しかし、それでは消極的の心の安静であって理想的ではない。もっともっと積極的に病を駆逐し撃退しうる勇猛心を作る方法を講ぜねばならないのである。

 

ある医学博士曰く

日本人は薬の好きな人間だ、別に薬を与える必要のない病人でも何か薬をください、と要求して止まないから仕方なしに薬を与えることが多いのだ。

と。

また、林医学博士は曰く

私はできるだけ薬は与えぬ方針である。薬は誠に止むを得ざる場合にもちうべきものである。

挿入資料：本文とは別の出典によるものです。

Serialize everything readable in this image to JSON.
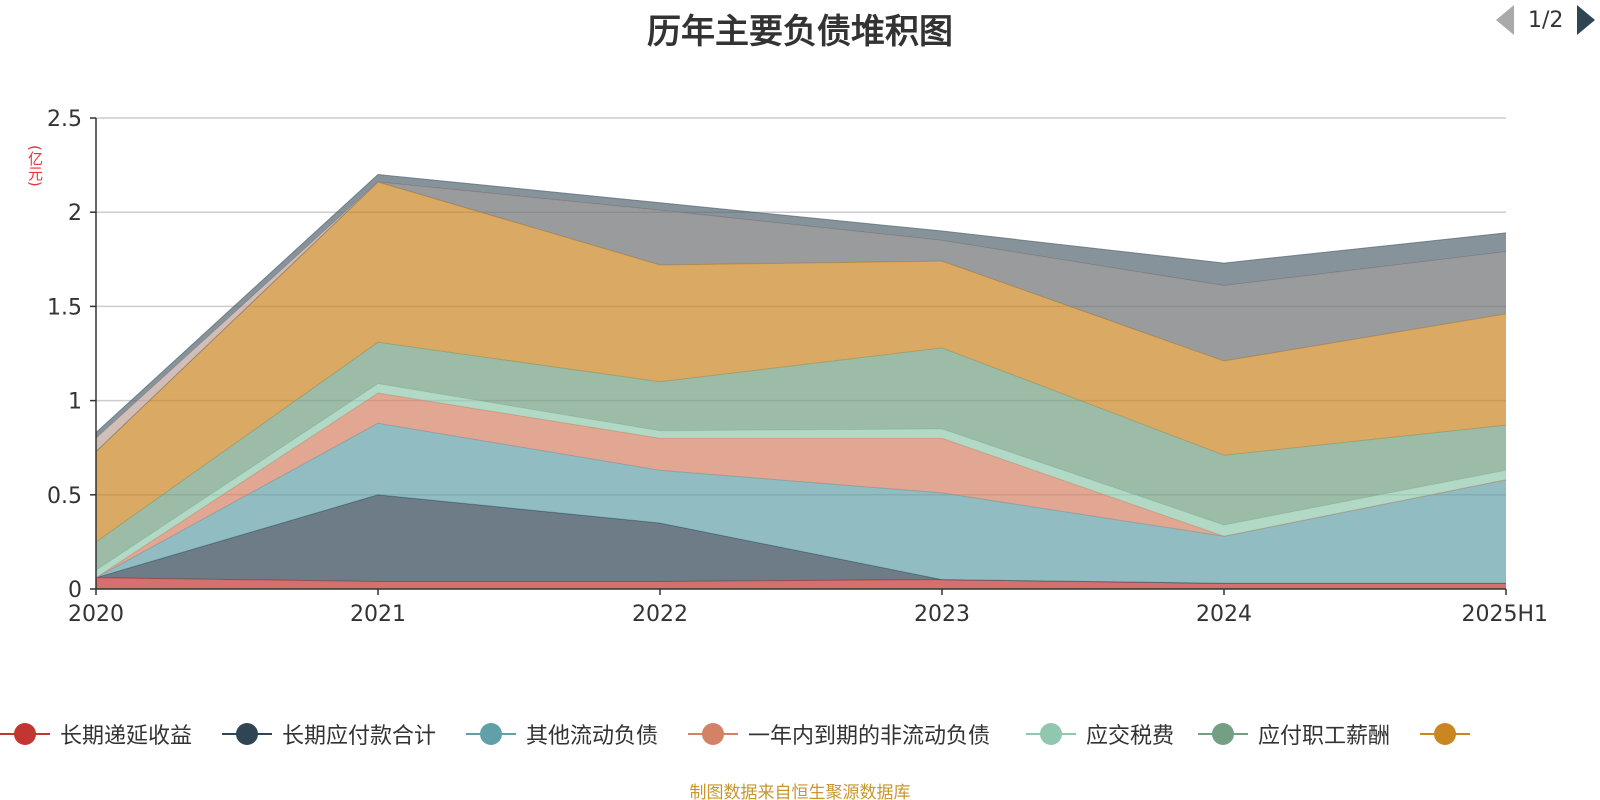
{
  "chart_data": {
    "type": "area",
    "stacked": true,
    "title": "历年主要负债堆积图",
    "y_unit": "(亿元)",
    "categories": [
      "2020",
      "2021",
      "2022",
      "2023",
      "2024",
      "2025H1"
    ],
    "ylim": [
      0,
      2.5
    ],
    "y_ticks": [
      "0",
      "0.5",
      "1",
      "1.5",
      "2",
      "2.5"
    ],
    "grid": true,
    "legend_position": "bottom",
    "legend_page": "1/2",
    "source_note": "制图数据来自恒生聚源数据库",
    "series": [
      {
        "name": "长期递延收益",
        "color": "#c23531",
        "values": [
          0.06,
          0.04,
          0.04,
          0.05,
          0.03,
          0.03
        ]
      },
      {
        "name": "长期应付款合计",
        "color": "#2f4554",
        "values": [
          0.0,
          0.46,
          0.31,
          0.0,
          0.0,
          0.0
        ]
      },
      {
        "name": "其他流动负债",
        "color": "#61a0a8",
        "values": [
          0.0,
          0.38,
          0.28,
          0.46,
          0.25,
          0.55
        ]
      },
      {
        "name": "一年内到期的非流动负债",
        "color": "#d48265",
        "values": [
          0.0,
          0.16,
          0.17,
          0.29,
          0.0,
          0.0
        ]
      },
      {
        "name": "应交税费",
        "color": "#91c7ae",
        "values": [
          0.04,
          0.05,
          0.04,
          0.05,
          0.06,
          0.05
        ]
      },
      {
        "name": "应付职工薪酬",
        "color": "#749f83",
        "values": [
          0.15,
          0.22,
          0.26,
          0.43,
          0.37,
          0.24
        ]
      },
      {
        "name": "",
        "color": "#ca8622",
        "values": [
          0.48,
          0.85,
          0.62,
          0.46,
          0.5,
          0.59
        ]
      },
      {
        "name": "",
        "color": "#6e7074",
        "values": [
          0.0,
          0.0,
          0.29,
          0.11,
          0.4,
          0.33
        ]
      },
      {
        "name": "",
        "color": "#bda29a",
        "values": [
          0.07,
          0.0,
          0.0,
          0.0,
          0.0,
          0.0
        ]
      },
      {
        "name": "",
        "color": "#546570",
        "values": [
          0.03,
          0.04,
          0.04,
          0.05,
          0.12,
          0.1
        ]
      }
    ]
  }
}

人間の身体のためになる薬というのは非常に少ないので、薬には各々長所と短所があって、長所から短所を差し引いてその残りの小部分が身体のためになるに過ぎないので病気に効くところのものは胃を害し、頭を鈍らせ栄養を悪くしエネルギーを消耗せしむるものが多いのであって積極的に身体に役立つ栄養素ではない、薬はつまり毒物であってその毒物の長所をよく働かせているその間に病人自身をして栄養を回復せしめ生理的官能を鞭撻して普通の健康状態に復帰せしめるに過ぎないのである。

 

健康状態に復帰せしめる生理的官能を鞭撻するものは精神である、のである。

 

一にも薬、二にも薬で精神療法を迷信視している人々は右の各医科の言をよく味わうべきである。

 

医学博士小山田克己氏曰く

現代医学の範囲は、天然の療能を補助するに過ぎぬ、今の医学は外科的に属するある手術と伝染病に対する一部分を除くその他は依然治療医学は暗黒面である。心理的治療を施す必要のある患者には精神的の感化を与えなければならないことはもちろんである。

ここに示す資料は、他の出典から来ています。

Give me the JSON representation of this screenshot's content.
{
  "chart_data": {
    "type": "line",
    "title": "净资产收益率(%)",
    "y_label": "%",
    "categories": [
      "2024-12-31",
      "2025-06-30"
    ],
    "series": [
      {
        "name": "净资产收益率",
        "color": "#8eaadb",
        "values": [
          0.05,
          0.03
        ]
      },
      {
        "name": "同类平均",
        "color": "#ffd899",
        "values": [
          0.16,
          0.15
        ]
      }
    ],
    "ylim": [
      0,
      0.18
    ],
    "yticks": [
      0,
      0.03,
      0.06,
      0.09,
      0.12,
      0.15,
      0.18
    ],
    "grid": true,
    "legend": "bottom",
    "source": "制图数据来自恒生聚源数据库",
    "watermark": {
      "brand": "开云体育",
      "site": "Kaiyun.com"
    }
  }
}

吾人の称して心理的治療というものは霊妙なる精神的治療を指差すものだ、然してこの療法は不可思議なる療法にあらずして一種の技術としての療法なることを信ずる時期の一日も速やかならんことを切望する。

 

医学博士石川貞吉氏曰く

近年理学療法の進歩せるに際し、精神療法をもってほとんど無意味のものとなすは現代の最悪なる流幣なり。

 

以上述べた説明によって、病を治す原動力となり主力となるものは、患者その者にある天然の療能即ち自然療能であって薬やその他の人為的療法はこの自然の補助になるに過ぎぬことをよく悟らねばならぬのである。

 

要するに大自然は我々の生命を守護するために万遺憾なき守護力を我々に授けてくれてあるが、これに反して我々の生命を侵すものすなわち病等は絶対に授けないのである。故に疾病は自然には発生しないのである。

 

結局疾病は知らず知らずのうちに自然に理法に背いて病人自身が製造したものである。然してこの自製の疾病に益々加工して大病にしてついには死亡するのである。神(大自然)は曰く「お前は自分で病を製造して然してその病で死んだのだ=これ自らの死である。病死これ自殺なり。治りたい治りたいと言いながら自ら死に近づきつつある人々よ。一刻も早く神(大自然)が授けて置く生命の守護力を悟れよ。しからば必ず幸福に浴せるものであるぞ」と。